This is the cleanest in-repo anchor for the standard 2-SAT route.

The statement is almost ideal:

  • each topping is either included or excluded
  • every person gives exactly two wishes
  • at least one of those wishes must be satisfied
  • any valid assignment is accepted

So the whole problem reduces directly to:

  • binary variables
  • 2-literal clauses
  • implication graph
  • SCC contradiction test
  • assignment recovery

Recognition Cue

Reach for 2-SAT when:

  • every object has exactly two states
  • each constraint only talks about two literals
  • the task asks for feasibility or one valid assignment
  • pairwise logical constraints matter more than optimization

The strong smell here is:

  • each family member contributes one clause with two wishes, and at least one wish must hold

That is almost the definition of a 2-CNF instance.

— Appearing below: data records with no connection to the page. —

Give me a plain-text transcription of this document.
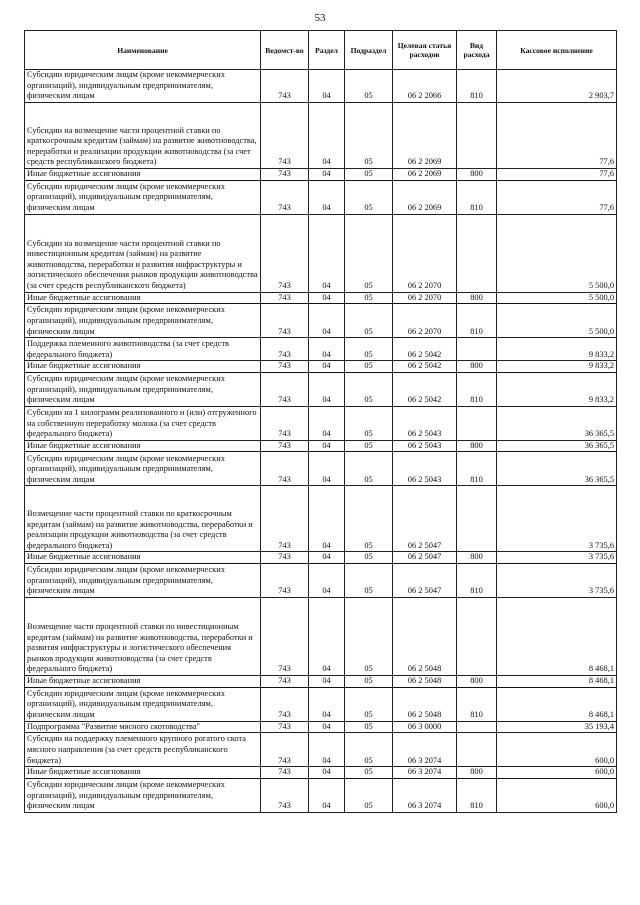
53
Наименование	Ведомст-во	Раздел	Подраздел	Целевая статья расходов	Вид расхода	Кассовое исполнение
Субсидии юридическим лицам (кроме некоммерческих организаций), индивидуальным предпринимателям, физическим лицам	743	04	05	06 2 2066	810	2 903,7
Субсидии на возмещение части процентной ставки по краткосрочным кредитам (займам) на развитие животноводства, переработки и реализации продукции животноводства (за счет средств республиканского бюджета)	743	04	05	06 2 2069		77,6
Иные бюджетные ассигнования	743	04	05	06 2 2069	800	77,6
Субсидии юридическим лицам (кроме некоммерческих организаций), индивидуальным предпринимателям, физическим лицам	743	04	05	06 2 2069	810	77,6
Субсидии на возмещение части процентной ставки по инвестиционным кредитам (займам) на развитие животноводства, переработки и развития инфраструктуры и логистического обеспечения рынков продукции животноводства (за счет средств республиканского бюджета)	743	04	05	06 2 2070		5 500,0
Иные бюджетные ассигнования	743	04	05	06 2 2070	800	5 500,0
Субсидии юридическим лицам (кроме некоммерческих организаций), индивидуальным предпринимателям, физическим лицам	743	04	05	06 2 2070	810	5 500,0
Поддержка племенного животноводства (за счет средств федерального бюджета)	743	04	05	06 2 5042		9 833,2
Иные бюджетные ассигнования	743	04	05	06 2 5042	800	9 833,2
Субсидии юридическим лицам (кроме некоммерческих организаций), индивидуальным предпринимателям, физическим лицам	743	04	05	06 2 5042	810	9 833,2
Субсидии на 1 килограмм реализованного и (или) отгруженного на собственную переработку молока (за счет средств федерального бюджета)	743	04	05	06 2 5043		36 365,5
Иные бюджетные ассигнования	743	04	05	06 2 5043	800	36 365,5
Субсидии юридическим лицам (кроме некоммерческих организаций), индивидуальным предпринимателям, физическим лицам	743	04	05	06 2 5043	810	36 365,5
Возмещение части процентной ставки по краткосрочным кредитам (займам) на развитие животноводства, переработки и реализации продукции животноводства (за счет средств федерального бюджета)	743	04	05	06 2 5047		3 735,6
Иные бюджетные ассигнования	743	04	05	06 2 5047	800	3 735,6
Субсидии юридическим лицам (кроме некоммерческих организаций), индивидуальным предпринимателям, физическим лицам	743	04	05	06 2 5047	810	3 735,6
Возмещение части процентной ставки по инвестиционным кредитам (займам) на развитие животноводства, переработки и развития инфраструктуры и логистического обеспечения рынков продукции животноводства (за счет средств федерального бюджета)	743	04	05	06 2 5048		8 468,1
Иные бюджетные ассигнования	743	04	05	06 2 5048	800	8 468,1
Субсидии юридическим лицам (кроме некоммерческих организаций), индивидуальным предпринимателям, физическим лицам	743	04	05	06 2 5048	810	8 468,1
Подпрограмма "Развитие мясного скотоводства"	743	04	05	06 3 0000		35 193,4
Субсидии на поддержку племенного крупного рогатого скота мясного направления (за счет средств республиканского бюджета)	743	04	05	06 3 2074		600,0
Иные бюджетные ассигнования	743	04	05	06 3 2074	800	600,0
Субсидии юридическим лицам (кроме некоммерческих организаций), индивидуальным предпринимателям, физическим лицам	743	04	05	06 3 2074	810	600,0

Problem-Specific Transformation

Let variable x_i mean:

  • topping i is included on the pizza

Then:

  • + i becomes literal x_i
  • - i becomes literal not x_i

Each family member gives a clause:

\[ (a \lor b) \]

where a and b are those two literals.

That clause is rewritten as:

  • not a -> b
  • not b -> a

So the original problem becomes:

  • build the implication graph on 2m literals
  • run SCC
  • if some topping and its negation lie in the same SCC, print IMPOSSIBLE
  • otherwise recover one assignment from SCC order

Core Idea

Use the standard 2-SAT construction.

For every topping i:

  • one literal means i is included
  • the other means i is excluded

For every family-member clause (a or b):

  • add implications not a -> b and not b -> a

Then:

  • if literal v and v ^ 1 are in the same SCC, the instance is unsatisfiable
  • otherwise, the SCC order gives one valid truth assignment

The recovered truth values translate back to:

  • + if the topping is included
  • - if the topping is excluded

Complexity

  • O(n + m) over variables plus clause-derived implication edges
  • in this statement that is linear in the number of toppings plus people/wishes

This easily fits the CSES limits.

Pitfalls / Judge Notes

  • Write down clearly whether true means + or - before building edges.
  • The clause is wish1 or wish2, not “both must hold”.
  • exactly one is not the constraint here; it is simply “at least one”.
  • The output may be any valid assignment, so do not waste time forcing lexicographic behavior.